When I saw Terry coming down the stairs, I had just completed my fourth slow circuit around the lower floor of the Manor. I was not even sure what I was doing there; I had no idea if my presence would be required, or even desired, but something told me that I should not return to my apartment and settle in for the night.
The rain had stopped some time ago; I could see through the large dining room window that it was going to turn into a beautiful, if a bit soggy, moonlit night. The house was very quiet, with only the occasional call of a hunting bird or far-off dog bark to break the stillness. I usually liked this kind of night very much. Tonight, I only wanted it to be over and the sun to be out again.
I spotted Terry immediately at the top of the stairway, since with the exception of the pendulum on the old grandfather clock in the hall, he and I were the only moving parts of the Manor at the moment. He came down slowly, not moving with that strange graceful economy of motion that was normally imparted by his enhanced reflexes (Dr. Stone had a similar, but subtly different, way of moving that never failed to unnerve me a bit, though I never let him know it). It occurred to me that he must be almost as tired as everyone else in the household, though he had probably eaten and slept more than Dr. Stone and Nigel combined. I watched him descend and did not approach him until he reached the ground floor. "Sir."
"Aubrey," he said in greeting. His tone was odd. I waited, sensing that he would say more if I gave him the chance. After a moment, he looked at me. "I think you should— go up there. I'm worried about him."
"Worried, sir?" My gaze darted quickly up the stairs. "Nigel—?"
He nodded. "Nigel's...gone. 'Hawk's in there with him now. He—won't leave." His face showed more emotion than I could ever remember seeing on it. "I've never seen him like this before. I've seen him stare down a dragon, and he didn't look like this." He spread his hands. "I don't know what to do. Can you help? I—I don't think it's doing him any good to stay in there."
I closed my eyes, momentarily overcome. Nodding wordlessly, I reached out, squeezed the young man's shoulder briefly, and hurried up the stairs, fighting my whirling emotions. I did not notice whether or not Terry followed me.
Dr. Stone lay across the body of young Nigel. He did not move or even acknowledge my presence as I came into the room. I stood near him. "Sir—"
"Leave me, Aubrey," he said. I swallowed hard at the despair in his tired tone.
"Sir, I can't do that," I told him apologetically. Laying a gentle hand on his shoulder, I continued, "Please, let me help you. Let me help Nigel. You need to rest now. You've done the right thing, sir. You've done what you had to do. Now let us help you."

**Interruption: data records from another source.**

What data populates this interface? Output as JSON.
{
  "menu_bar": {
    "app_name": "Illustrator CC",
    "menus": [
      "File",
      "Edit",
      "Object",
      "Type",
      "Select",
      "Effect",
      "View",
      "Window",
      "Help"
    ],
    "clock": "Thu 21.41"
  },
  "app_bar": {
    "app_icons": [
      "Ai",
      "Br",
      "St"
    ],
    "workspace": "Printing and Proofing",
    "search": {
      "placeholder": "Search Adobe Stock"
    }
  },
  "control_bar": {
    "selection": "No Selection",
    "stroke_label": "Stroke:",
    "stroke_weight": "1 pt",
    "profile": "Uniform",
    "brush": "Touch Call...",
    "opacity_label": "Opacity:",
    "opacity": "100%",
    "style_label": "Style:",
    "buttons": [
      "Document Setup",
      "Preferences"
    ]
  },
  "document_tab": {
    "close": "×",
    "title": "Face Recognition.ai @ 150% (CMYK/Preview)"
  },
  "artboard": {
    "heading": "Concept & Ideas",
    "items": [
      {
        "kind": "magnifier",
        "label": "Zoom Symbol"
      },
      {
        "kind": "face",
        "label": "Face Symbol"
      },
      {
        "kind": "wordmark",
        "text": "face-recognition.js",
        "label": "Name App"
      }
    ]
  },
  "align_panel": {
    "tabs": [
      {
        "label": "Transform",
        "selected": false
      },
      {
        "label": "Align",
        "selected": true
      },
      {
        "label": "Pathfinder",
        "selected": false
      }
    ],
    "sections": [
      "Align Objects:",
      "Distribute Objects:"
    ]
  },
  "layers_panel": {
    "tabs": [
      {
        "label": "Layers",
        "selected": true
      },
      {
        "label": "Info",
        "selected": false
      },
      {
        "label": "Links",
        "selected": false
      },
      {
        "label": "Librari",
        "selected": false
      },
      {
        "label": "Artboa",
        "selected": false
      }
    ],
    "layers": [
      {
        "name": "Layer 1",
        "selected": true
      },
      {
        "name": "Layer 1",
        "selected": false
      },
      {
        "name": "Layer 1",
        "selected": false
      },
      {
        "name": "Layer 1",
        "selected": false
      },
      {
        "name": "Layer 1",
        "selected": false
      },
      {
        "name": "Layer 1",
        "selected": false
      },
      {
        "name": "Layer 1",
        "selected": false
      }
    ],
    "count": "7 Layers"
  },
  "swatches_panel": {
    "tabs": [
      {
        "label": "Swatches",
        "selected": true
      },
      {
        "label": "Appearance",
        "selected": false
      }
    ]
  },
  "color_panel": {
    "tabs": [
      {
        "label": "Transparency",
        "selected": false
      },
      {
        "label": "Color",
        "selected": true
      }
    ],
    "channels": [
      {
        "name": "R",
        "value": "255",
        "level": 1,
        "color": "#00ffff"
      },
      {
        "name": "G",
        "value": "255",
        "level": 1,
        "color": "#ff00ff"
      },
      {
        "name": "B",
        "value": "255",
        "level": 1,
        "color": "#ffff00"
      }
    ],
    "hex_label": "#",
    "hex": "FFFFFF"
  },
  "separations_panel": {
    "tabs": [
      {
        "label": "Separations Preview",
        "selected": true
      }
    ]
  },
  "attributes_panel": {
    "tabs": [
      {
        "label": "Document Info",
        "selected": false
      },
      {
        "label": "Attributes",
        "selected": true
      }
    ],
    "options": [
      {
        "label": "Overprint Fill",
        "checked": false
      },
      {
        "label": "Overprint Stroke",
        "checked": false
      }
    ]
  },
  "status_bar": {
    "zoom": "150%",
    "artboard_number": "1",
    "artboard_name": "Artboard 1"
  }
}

Under my hand, I felt his shoulder begin to shake. His body stiffened, and his hands clenched into tight fists. "Aubrey—" he whispered, his voice catching in his throat. "I—What have I done? What have I done..." His words trailed off. His whole body shook now, wracked by silent sobs.

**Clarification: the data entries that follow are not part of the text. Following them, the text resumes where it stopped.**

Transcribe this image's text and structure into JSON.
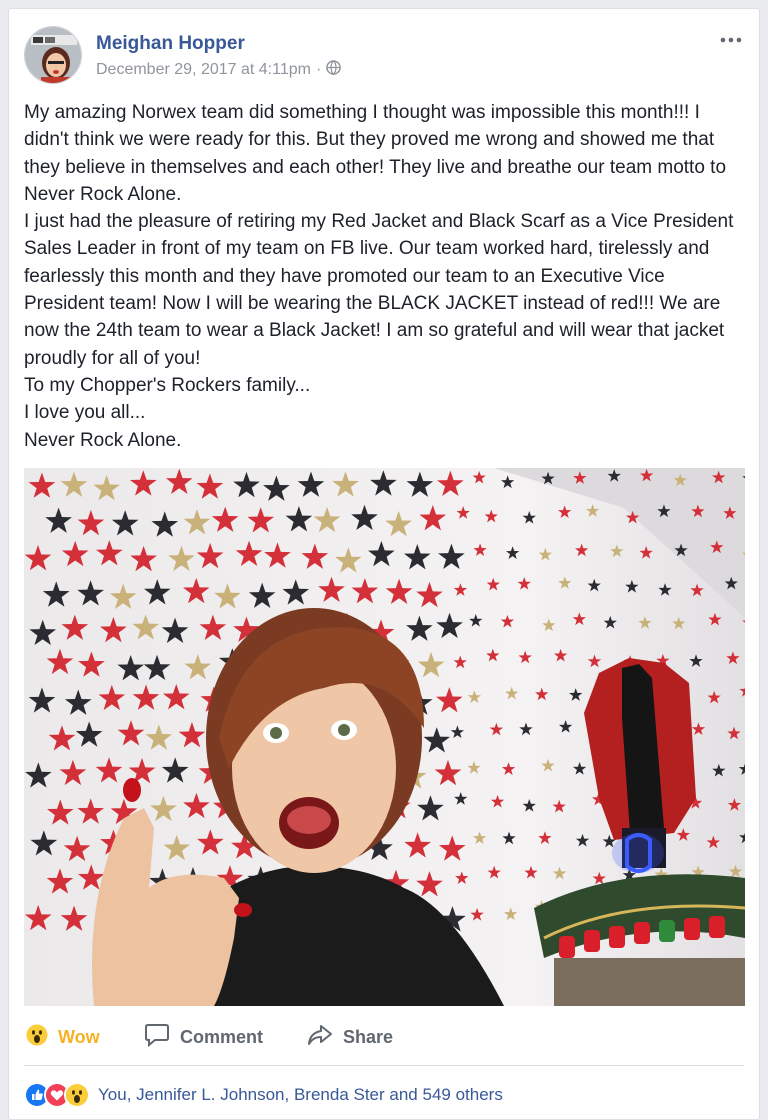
{
  "post": {
    "author": "Meighan Hopper",
    "timestamp": "December 29, 2017 at 4:11pm",
    "separator": "·",
    "privacy_icon": "globe-icon",
    "more_icon": "ellipsis-icon",
    "text_lines": [
      "My amazing Norwex team did something I thought was impossible this month!!! I didn't think we were ready for this. But they proved me wrong and showed me that they believe in themselves and each other! They live and breathe our team motto to Never Rock Alone.",
      "I just had the pleasure of retiring my Red Jacket and Black Scarf as a Vice President Sales Leader in front of my team on FB live. Our team worked hard, tirelessly and fearlessly this month and they have promoted our team to an Executive Vice President team! Now I will be wearing the BLACK JACKET instead of red!!! We are now the 24th team to wear a Black Jacket! I am so grateful and will wear that jacket proudly for all of you!",
      "To my Chopper's Rockers family...",
      "I love you all...",
      "Never Rock Alone."
    ]
  },
  "actions": {
    "wow_label": "Wow",
    "comment_label": "Comment",
    "share_label": "Share"
  },
  "reactions": {
    "icons": [
      "like-icon",
      "love-icon",
      "wow-icon"
    ],
    "summary": "You, Jennifer L. Johnson, Brenda Ster and 549 others"
  },
  "colors": {
    "link": "#385898",
    "wow": "#f7b125",
    "like": "#1877f2",
    "love": "#f33e58",
    "muted": "#90949c"
  }
}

Not since he had been a boy had I seen Dr. Stone weep, but I could not console him now in the way I had done then: by pulling him into my arms and giving him the human contact he had never gotten from his aloof and preoccupied parents. Instead, I settled for tightening my grip on his shoulder and sitting down on the edge of the bed to wait quietly. As long as he did not tell me to leave, I would remain.

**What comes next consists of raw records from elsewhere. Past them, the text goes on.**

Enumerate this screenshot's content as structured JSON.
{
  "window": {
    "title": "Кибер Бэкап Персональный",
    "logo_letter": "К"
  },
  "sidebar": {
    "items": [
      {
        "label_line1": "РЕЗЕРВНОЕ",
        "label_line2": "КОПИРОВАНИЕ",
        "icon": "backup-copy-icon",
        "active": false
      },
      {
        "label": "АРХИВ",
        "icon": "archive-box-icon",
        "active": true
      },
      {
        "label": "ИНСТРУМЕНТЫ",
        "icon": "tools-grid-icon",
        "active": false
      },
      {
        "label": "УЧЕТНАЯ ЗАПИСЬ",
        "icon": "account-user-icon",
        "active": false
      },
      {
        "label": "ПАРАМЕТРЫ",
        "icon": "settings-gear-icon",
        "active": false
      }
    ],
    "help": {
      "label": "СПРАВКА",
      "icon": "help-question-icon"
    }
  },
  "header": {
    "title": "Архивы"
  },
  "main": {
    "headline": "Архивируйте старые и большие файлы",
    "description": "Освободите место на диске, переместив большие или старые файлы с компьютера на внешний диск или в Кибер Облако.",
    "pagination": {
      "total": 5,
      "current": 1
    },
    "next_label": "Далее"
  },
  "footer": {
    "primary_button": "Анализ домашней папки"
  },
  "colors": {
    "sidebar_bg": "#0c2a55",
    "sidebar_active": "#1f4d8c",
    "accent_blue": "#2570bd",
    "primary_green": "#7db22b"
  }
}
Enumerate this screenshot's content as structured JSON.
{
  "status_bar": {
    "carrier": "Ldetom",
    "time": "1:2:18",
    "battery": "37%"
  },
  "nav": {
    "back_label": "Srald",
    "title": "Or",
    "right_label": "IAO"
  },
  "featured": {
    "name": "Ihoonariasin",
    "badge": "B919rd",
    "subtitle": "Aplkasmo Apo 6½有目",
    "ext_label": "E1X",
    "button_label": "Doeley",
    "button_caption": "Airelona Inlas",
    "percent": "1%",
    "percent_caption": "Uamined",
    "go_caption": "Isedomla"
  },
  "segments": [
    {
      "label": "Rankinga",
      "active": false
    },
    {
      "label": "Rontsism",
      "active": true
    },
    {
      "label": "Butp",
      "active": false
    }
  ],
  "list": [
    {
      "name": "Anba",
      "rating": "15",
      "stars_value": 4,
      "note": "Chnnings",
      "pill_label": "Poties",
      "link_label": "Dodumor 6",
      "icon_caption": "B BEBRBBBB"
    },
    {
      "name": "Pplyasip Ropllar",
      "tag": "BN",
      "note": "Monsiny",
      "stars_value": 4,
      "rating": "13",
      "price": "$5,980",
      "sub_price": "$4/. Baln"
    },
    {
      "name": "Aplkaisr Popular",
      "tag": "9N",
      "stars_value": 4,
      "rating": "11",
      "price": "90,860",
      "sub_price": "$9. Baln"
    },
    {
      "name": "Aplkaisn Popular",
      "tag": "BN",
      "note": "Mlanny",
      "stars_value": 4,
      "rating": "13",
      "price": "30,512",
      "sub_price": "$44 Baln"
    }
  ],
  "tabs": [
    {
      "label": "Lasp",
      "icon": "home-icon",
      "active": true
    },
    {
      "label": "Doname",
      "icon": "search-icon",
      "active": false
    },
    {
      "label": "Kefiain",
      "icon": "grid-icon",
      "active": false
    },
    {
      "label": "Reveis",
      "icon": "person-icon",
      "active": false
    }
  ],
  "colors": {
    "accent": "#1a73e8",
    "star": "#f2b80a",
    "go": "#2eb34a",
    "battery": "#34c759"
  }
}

For a long time, he did not seem to notice me; I knew him well enough to know that this was the only way he could reveal so much of himself: by pretending there was no one else around. I did nothing to challenge this pretense. Finally, though, he pushed himself up on his shaking arms and whispered, "Thank you, Aubrey. But please go now. You'll—make the necessary arrangements?"
I moved my hand from his shoulder and put it on his arm. "Yes, sir. Of course I will."
"I...I want him to be buried...here. On the grounds. In the old family plot."
I nodded. "Of course, sir. I'll—see to everything. You needn't be concerned." I took my hand away and started to rise from my perch on the edge of the bed.
"Oh—and Aubrey?" Now he turned to face me; I was shocked at how wretched he looked.
"Please...see to it that—well, that it's kept quiet. The circumstances, I mean. I...suppose you'll need to have someone over..."
"Yes, sir, I'm afraid so," I said quietly. "But I'll take care of it. No one will know but the doctor. Please don't worry, sir," I added. "Let me do this for you."
He stared hard into my eyes for a long moment, then nodded. "Yes. Yes—thank you, Aubrey." Then he sank down again, his head in his hands, next to Nigel. I crept quietly from the room.